Amerikan ekonomisinin bu hızlı değişimi, hükümetlerin güttükleri siyasetten yardım görmüş olsa bile, yine de tamamen doğal bir gelişimin sonucuydu. Mücadeleci, kavgacı, en iyiyi ve en karlıyı arayan, içinde yaşadıkları çevreyi güzelleştirmek ve geliştirmek için gözünü budaktan sakınmayan, azimli, kararlı bir girişimci ruh Birleşik Devletlerin çehresini değiştirdi. Bu girişimci ruh kesinlikle sivildi. Siyasi değildi. Siyaset ilerlemek için sabırsızlıkla bekleyen iştahlı milyonlara sadece yolu açtı. 

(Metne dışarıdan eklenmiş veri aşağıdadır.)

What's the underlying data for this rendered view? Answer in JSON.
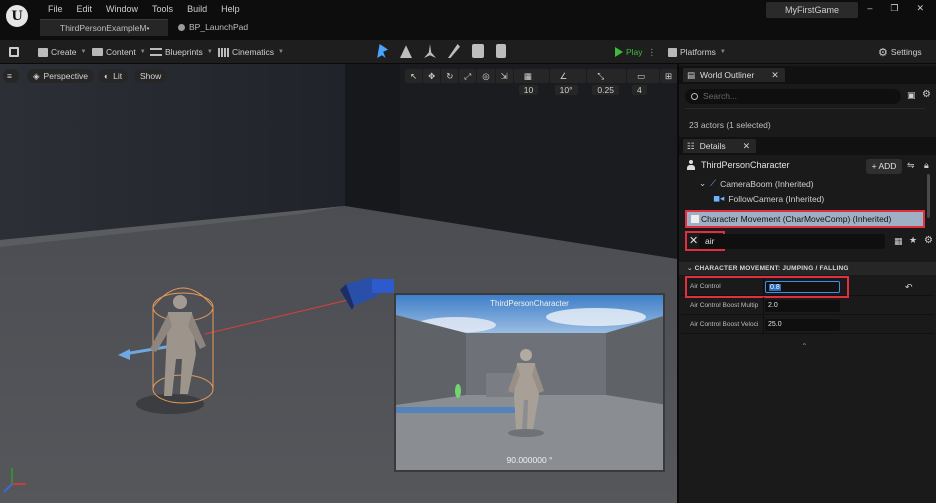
{
  "menu": [
    "File",
    "Edit",
    "Window",
    "Tools",
    "Build",
    "Help"
  ],
  "tabs": [
    {
      "label": "ThirdPersonExampleM•",
      "active": true
    },
    {
      "label": "BP_LaunchPad",
      "active": false
    }
  ],
  "project_name": "MyFirstGame",
  "window_controls": [
    "–",
    "❐",
    "✕"
  ],
  "toolbar": {
    "create": "Create",
    "content": "Content",
    "blueprints": "Blueprints",
    "cinematics": "Cinematics",
    "play": "Play",
    "platforms": "Platforms",
    "settings": "Settings"
  },
  "viewport": {
    "perspective": "Perspective",
    "lit": "Lit",
    "show": "Show",
    "grid_snap": "10",
    "rotation_snap": "10°",
    "scale_snap": "0.25",
    "camera_speed": "4"
  },
  "camera_preview": {
    "title": "ThirdPersonCharacter",
    "fov": "90.000000 °"
  },
  "outliner": {
    "title": "World Outliner",
    "search_placeholder": "Search...",
    "actor_count": "23 actors (1 selected)"
  },
  "details": {
    "title": "Details",
    "actor": "ThirdPersonCharacter",
    "add_label": "+ ADD",
    "components": [
      {
        "label": "CameraBoom (Inherited)"
      },
      {
        "label": "FollowCamera (Inherited)"
      }
    ],
    "selected_component": "Character Movement (CharMoveComp) (Inherited)",
    "filter_value": "air",
    "category": "CHARACTER MOVEMENT: JUMPING / FALLING",
    "properties": [
      {
        "label": "Air Control",
        "value": "0.8"
      },
      {
        "label": "Air Control Boost Multipli",
        "value": "2.0"
      },
      {
        "label": "Air Control Boost Velocit",
        "value": "25.0"
      }
    ]
  },
  "colors": {
    "highlight_red": "#e03040",
    "selection_blue": "#9fb0c4",
    "play_green": "#3bbd3b"
  }
}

Bir seçime gidiyoruz… Türkiye yüzyılından bahsediyoruz. Bence Türkiye’nin macerasına seçimler üzerinden değil yüzlerce yıllık bir perspektiften bakmak, sorunlarımızı bu minvalde ele almak gerekiyor. Bizler, bu ülkenin vatandaşları olarak, Türkiye yüzyılında hangi rolü üstleneceğiz? Siyasete büyük önem atfederek sivil hayatın gelişimini felç ettiğimiz ortada. O halde enerjimizi siyasi kavgalardan; gelişime, değişime, refaha, daha yüksek yaşam standartlarına sarf etmek, hem bizim için hem de insanlık için daha yerinde olacaktır.